Il tema del plancton è centrale nell’installazione di Josèfa Ntjam, potresti spiegarci come si è sviluppata l’idea di usare tale elemento biologico come punto di convergenza tra concetti mitici e scientifici; inoltre cosa lo rende un simbolo così efficace in questo immaginario proposto?
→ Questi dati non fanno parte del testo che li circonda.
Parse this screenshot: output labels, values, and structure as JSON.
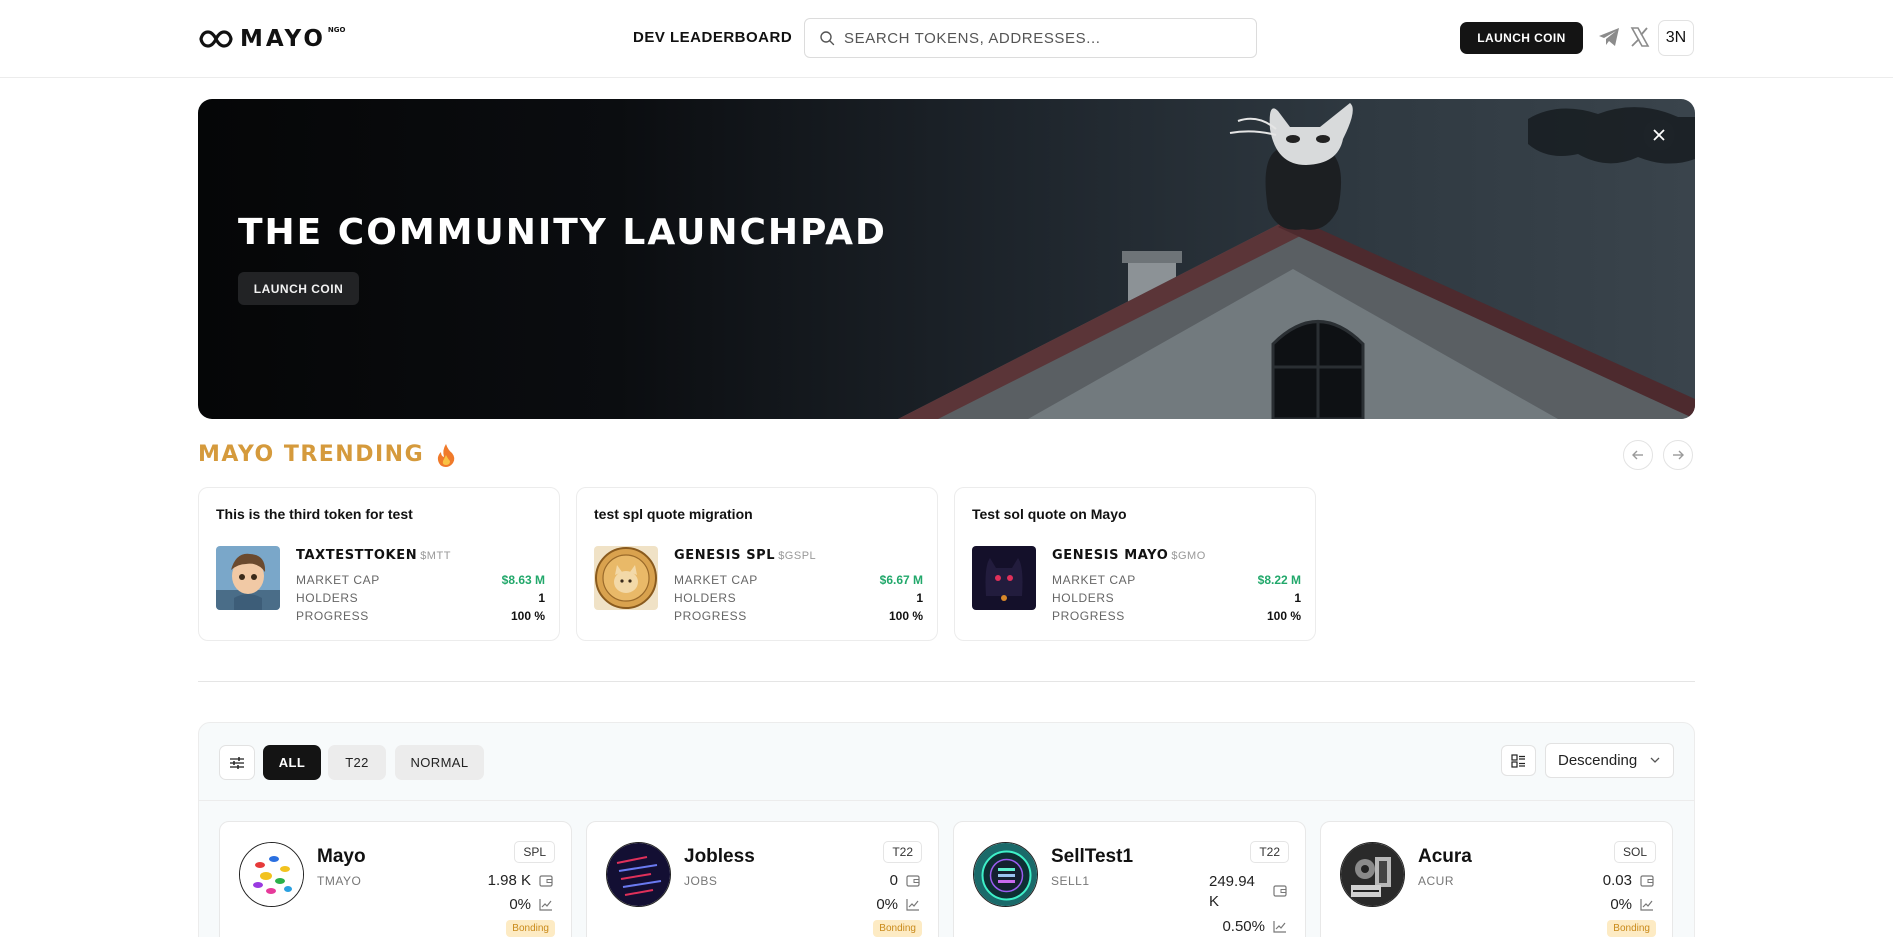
{
  "header": {
    "logo_text": "MAYO",
    "logo_sup": "NGO",
    "nav_link": "DEV LEADERBOARD",
    "search_placeholder": "SEARCH TOKENS, ADDRESSES...",
    "launch_label": "LAUNCH COIN",
    "account_label": "3N",
    "icons": [
      "telegram-icon",
      "x-icon"
    ]
  },
  "hero": {
    "title": "THE COMMUNITY LAUNCHPAD",
    "button_label": "LAUNCH COIN"
  },
  "trending": {
    "title": "MAYO TRENDING",
    "cards": [
      {
        "description": "This is the third token for test",
        "name": "TAXTESTTOKEN",
        "ticker": "$MTT",
        "market_cap_label": "MARKET CAP",
        "market_cap": "$8.63 M",
        "holders_label": "HOLDERS",
        "holders": "1",
        "progress_label": "PROGRESS",
        "progress": "100 %"
      },
      {
        "description": "test spl quote migration",
        "name": "GENESIS SPL",
        "ticker": "$GSPL",
        "market_cap_label": "MARKET CAP",
        "market_cap": "$6.67 M",
        "holders_label": "HOLDERS",
        "holders": "1",
        "progress_label": "PROGRESS",
        "progress": "100 %"
      },
      {
        "description": "Test sol quote on Mayo",
        "name": "GENESIS MAYO",
        "ticker": "$GMO",
        "market_cap_label": "MARKET CAP",
        "market_cap": "$8.22 M",
        "holders_label": "HOLDERS",
        "holders": "1",
        "progress_label": "PROGRESS",
        "progress": "100 %"
      }
    ]
  },
  "list": {
    "filters": [
      "ALL",
      "T22",
      "NORMAL"
    ],
    "active_filter": "ALL",
    "sort": "Descending",
    "tokens": [
      {
        "name": "Mayo",
        "ticker": "TMAYO",
        "chain": "SPL",
        "value": "1.98 K",
        "change": "0%",
        "badge": "Bonding"
      },
      {
        "name": "Jobless",
        "ticker": "JOBS",
        "chain": "T22",
        "value": "0",
        "change": "0%",
        "badge": "Bonding"
      },
      {
        "name": "SellTest1",
        "ticker": "SELL1",
        "chain": "T22",
        "value_line1": "249.94",
        "value_line2": "K",
        "change": "0.50%"
      },
      {
        "name": "Acura",
        "ticker": "ACUR",
        "chain": "SOL",
        "value": "0.03",
        "change": "0%",
        "badge": "Bonding"
      }
    ]
  }
}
«Il plancton è vitale per il pianeta, ma spesso viene trascurato perché è per lo più microscopico. Non può nuotare, quindi migra sulle maree e correnti, ma allo stesso tempo contribuisce a formazioni antiche come il fondale oceanico attraverso la sedimentazione dei loro scheletri. In effetti, uno dei punti di partenza per swell of spæc(i)es è stata l’identificazione recente, nei detriti di un ex pianeta che orbitava attorno ad una nana bianca, di calcare, il quale – per l’appunto – si forma principalmente attraverso questo processo di sedimentazione degli scheletri marini nel fondale. Questo ha portato Ntjam ad avvicinarsi al plancton come punto di convergenza speculativo tra mare e pietra, Terra e spazio; nella sua narrazione, il plancton è un simbolo di trasformazione e un portatore di memoria oceanica».
L’aspetto sensoriale emerge in modo preponderante nell’esposizione: suoni, immagini sono determinanti per immergere l’osservatore in questo immaginario alieno. Come curatrice, quali erano i tuoi obiettivi principali nel presentare swell of spæc(i)es, come speri che il pubblico risponda all’installazione e che impatto desideri abbia nei suoi spettatori?
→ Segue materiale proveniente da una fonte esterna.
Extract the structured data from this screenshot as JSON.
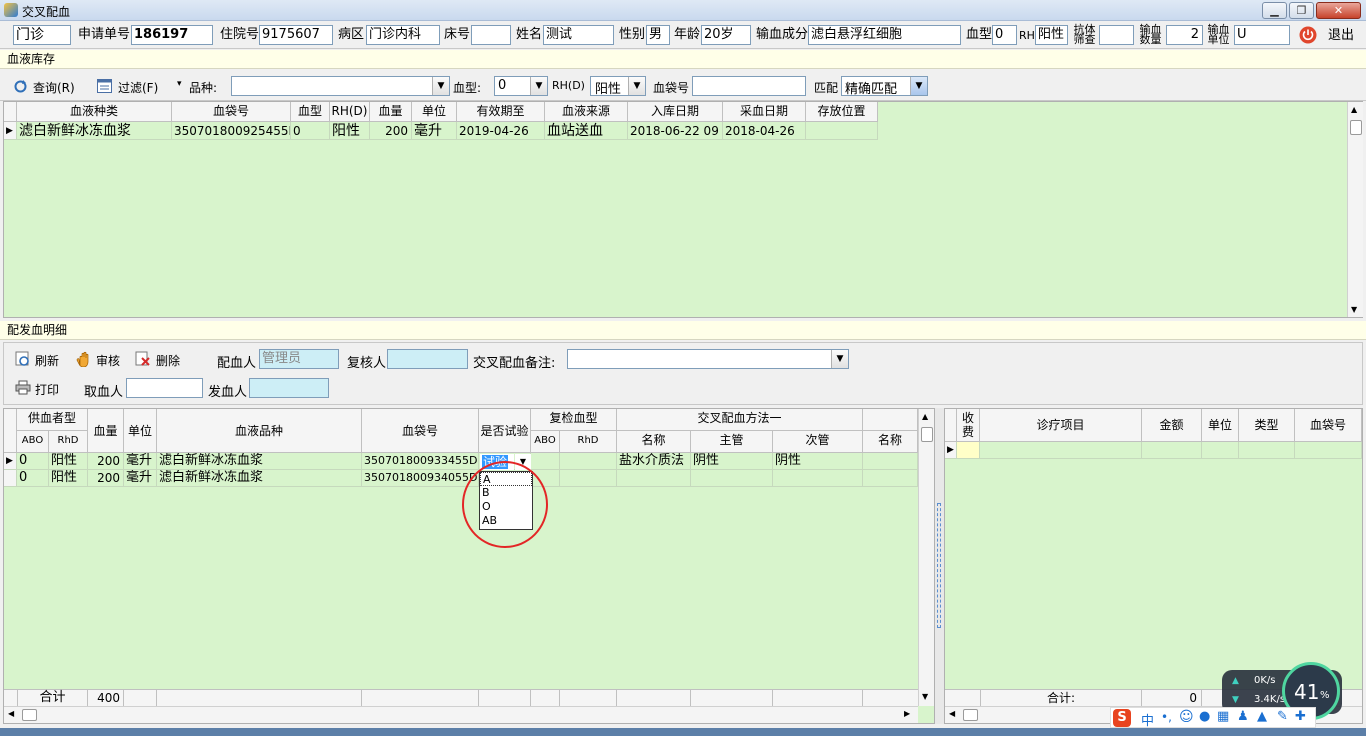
{
  "window": {
    "title": "交叉配血",
    "close_label": "退出"
  },
  "header": {
    "type_value": "门诊",
    "request_no_label": "申请单号",
    "request_no": "186197",
    "admission_no_label": "住院号",
    "admission_no": "9175607",
    "ward_label": "病区",
    "ward": "门诊内科",
    "bed_label": "床号",
    "bed": "",
    "name_label": "姓名",
    "name": "测试",
    "gender_label": "性别",
    "gender": "男",
    "age_label": "年龄",
    "age": "20岁",
    "component_label": "输血成分",
    "component": "滤白悬浮红细胞",
    "blood_type_label": "血型",
    "blood_type": "0",
    "rh_label": "RH",
    "rh": "阳性",
    "antibody_label_1": "抗体",
    "antibody_label_2": "筛查",
    "antibody": "",
    "quantity_label_1": "输血",
    "quantity_label_2": "数量",
    "quantity": "2",
    "unit_label_1": "输血",
    "unit_label_2": "单位",
    "unit": "U"
  },
  "stock": {
    "section_title": "血液库存",
    "query_label": "查询(R)",
    "filter_label": "过滤(F)",
    "variety_label": "品种:",
    "variety": "",
    "blood_type_label": "血型:",
    "blood_type": "0",
    "rh_label": "RH(D)",
    "rh": "阳性",
    "bag_label": "血袋号",
    "bag": "",
    "match_label": "匹配",
    "match": "精确匹配",
    "columns": [
      "血液种类",
      "血袋号",
      "血型",
      "RH(D)",
      "血量",
      "单位",
      "有效期至",
      "血液来源",
      "入库日期",
      "采血日期",
      "存放位置"
    ],
    "rows": [
      [
        "滤白新鲜冰冻血浆",
        "350701800925455D",
        "0",
        "阳性",
        "200",
        "毫升",
        "2019-04-26",
        "血站送血",
        "2018-06-22 09",
        "2018-04-26",
        ""
      ]
    ]
  },
  "detail": {
    "section_title": "配发血明细",
    "refresh_label": "刷新",
    "audit_label": "审核",
    "delete_label": "删除",
    "matcher_label": "配血人",
    "matcher": "管理员",
    "reviewer_label": "复核人",
    "reviewer": "",
    "remark_label": "交叉配血备注:",
    "remark": "",
    "print_label": "打印",
    "taker_label": "取血人",
    "taker": "",
    "issuer_label": "发血人",
    "issuer": "",
    "group_donor": "供血者型",
    "col_abo": "ABO",
    "col_rhd": "RhD",
    "col_volume": "血量",
    "col_unit": "单位",
    "col_variety": "血液品种",
    "col_bag": "血袋号",
    "col_test": "是否试验",
    "group_recheck": "复检血型",
    "col_re_abo": "ABO",
    "col_re_rhd": "RhD",
    "group_method": "交叉配血方法一",
    "col_name": "名称",
    "col_major": "主管",
    "col_minor": "次管",
    "col_name2": "名称",
    "rows": [
      {
        "abo": "0",
        "rhd": "阳性",
        "volume": "200",
        "unit": "毫升",
        "variety": "滤白新鲜冰冻血浆",
        "bag": "350701800933455D",
        "test": "试验",
        "method": "盐水介质法",
        "major": "阴性",
        "minor": "阴性"
      },
      {
        "abo": "0",
        "rhd": "阳性",
        "volume": "200",
        "unit": "毫升",
        "variety": "滤白新鲜冰冻血浆",
        "bag": "350701800934055D",
        "test": "",
        "method": "",
        "major": "",
        "minor": ""
      }
    ],
    "dropdown_options": [
      "A",
      "B",
      "O",
      "AB"
    ],
    "total_label": "合计",
    "total_volume": "400"
  },
  "fees": {
    "col_charged_1": "收",
    "col_charged_2": "费",
    "col_item": "诊疗项目",
    "col_amount": "金额",
    "col_unit": "单位",
    "col_type": "类型",
    "col_bag": "血袋号",
    "total_label": "合计:",
    "total_amount": "0"
  },
  "overlay": {
    "upload_speed": "0K/s",
    "download_speed": "3.4K/s",
    "percent": "41",
    "percent_sign": "%"
  },
  "tray": {
    "ime_label": "中"
  }
}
«Swell of spæc(i)es è un’opera sia multisensoriale che stratificata. Ritengo che per me sia fondamentale che i visitatori di tutte le età e provenienza possano sperimentarla attraverso i loro corpo e sensi, senza dover leggere le informazioni di background. Nell’installazione, i personaggi, i suoni e le storie si trasformano insieme in paesaggi, che sembrano – allo stesso tempo – sia cosmici che marini. Si può davvero sentire la centralità della trasformazione, dell’ibridità, del rinnovamento, dell’interconnessione e dell’importanza di unificare mondi diversi semplicemente osservando, udendo e sentendo. Ntjam ha fatto uno splendido lavoro nel creare questa esperienza di altro-spazio in modo uniforme, attraverso l’ausilio di vari e differenti media – dalla potente colonna sonora del film, alla narrazione che emana dalle docce sonore di meduse, fino alle frequenze e vibrazioni della scultura a membrana in cui ci si può sdraiare».
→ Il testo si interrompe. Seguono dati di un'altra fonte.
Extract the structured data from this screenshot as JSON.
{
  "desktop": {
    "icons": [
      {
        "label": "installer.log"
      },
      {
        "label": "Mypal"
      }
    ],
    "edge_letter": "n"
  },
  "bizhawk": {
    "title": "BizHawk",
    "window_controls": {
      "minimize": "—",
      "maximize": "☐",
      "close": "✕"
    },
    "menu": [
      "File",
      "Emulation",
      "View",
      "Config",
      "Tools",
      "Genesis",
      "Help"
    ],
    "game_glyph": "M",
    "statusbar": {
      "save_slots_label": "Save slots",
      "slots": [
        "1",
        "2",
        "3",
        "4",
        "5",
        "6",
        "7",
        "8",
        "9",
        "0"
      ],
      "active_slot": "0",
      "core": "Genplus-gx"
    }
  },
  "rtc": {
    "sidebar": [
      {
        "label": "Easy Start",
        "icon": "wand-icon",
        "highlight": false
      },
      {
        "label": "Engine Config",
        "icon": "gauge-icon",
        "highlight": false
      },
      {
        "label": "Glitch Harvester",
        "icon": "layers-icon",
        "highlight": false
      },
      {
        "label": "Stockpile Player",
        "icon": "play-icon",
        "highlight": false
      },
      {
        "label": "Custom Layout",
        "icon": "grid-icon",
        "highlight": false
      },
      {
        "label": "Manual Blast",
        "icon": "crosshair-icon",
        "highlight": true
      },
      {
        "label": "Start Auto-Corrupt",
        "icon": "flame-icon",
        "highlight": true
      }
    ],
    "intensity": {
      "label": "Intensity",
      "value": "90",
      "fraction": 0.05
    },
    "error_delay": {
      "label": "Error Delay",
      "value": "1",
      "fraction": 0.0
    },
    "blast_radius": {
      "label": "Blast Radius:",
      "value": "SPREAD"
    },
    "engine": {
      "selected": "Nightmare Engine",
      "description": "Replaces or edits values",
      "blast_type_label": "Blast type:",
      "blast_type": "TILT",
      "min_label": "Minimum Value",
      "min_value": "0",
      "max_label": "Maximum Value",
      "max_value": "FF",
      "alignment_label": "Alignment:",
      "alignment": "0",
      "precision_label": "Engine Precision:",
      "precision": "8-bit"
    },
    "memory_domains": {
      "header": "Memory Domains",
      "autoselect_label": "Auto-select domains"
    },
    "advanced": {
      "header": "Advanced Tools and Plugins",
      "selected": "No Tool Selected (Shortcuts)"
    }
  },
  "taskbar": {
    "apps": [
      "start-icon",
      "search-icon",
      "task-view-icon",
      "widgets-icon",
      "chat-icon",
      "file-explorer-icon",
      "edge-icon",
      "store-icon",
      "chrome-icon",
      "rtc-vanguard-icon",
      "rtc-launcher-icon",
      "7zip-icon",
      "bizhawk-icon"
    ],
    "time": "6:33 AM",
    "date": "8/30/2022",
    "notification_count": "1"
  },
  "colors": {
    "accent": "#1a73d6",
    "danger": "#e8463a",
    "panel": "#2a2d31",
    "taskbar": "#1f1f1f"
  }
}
Infine, tornando al contesto nel quale l’installazione si colloca, ossia la 60ª Biennale di Venezia – il cui tema di quest’anno è Stranieri Ovunque -, come ritieni che swell of spæc(i)es si inserisca al suo interno?
«LAS è molto lieta di presentare il lavoro di Josèfa Ntjam in un forum come La Biennale di Venezia perché rappresenta un luogo importante per lo scambio transnazionale. Ntjam è un’artista il cui lavoro non solo trascende i confini dell’identità nazionale, ma che affronta inoltre le complesse interconnessioni che modellano la vita planetaria, i nostri passati e futuri. Il suo progetto si collega in modo significativo con l’impulso di decentrare lo sguardo occidentale e raccontare storie da diverse prospettive per vedere la nascita di immaginari e connessioni nuovi».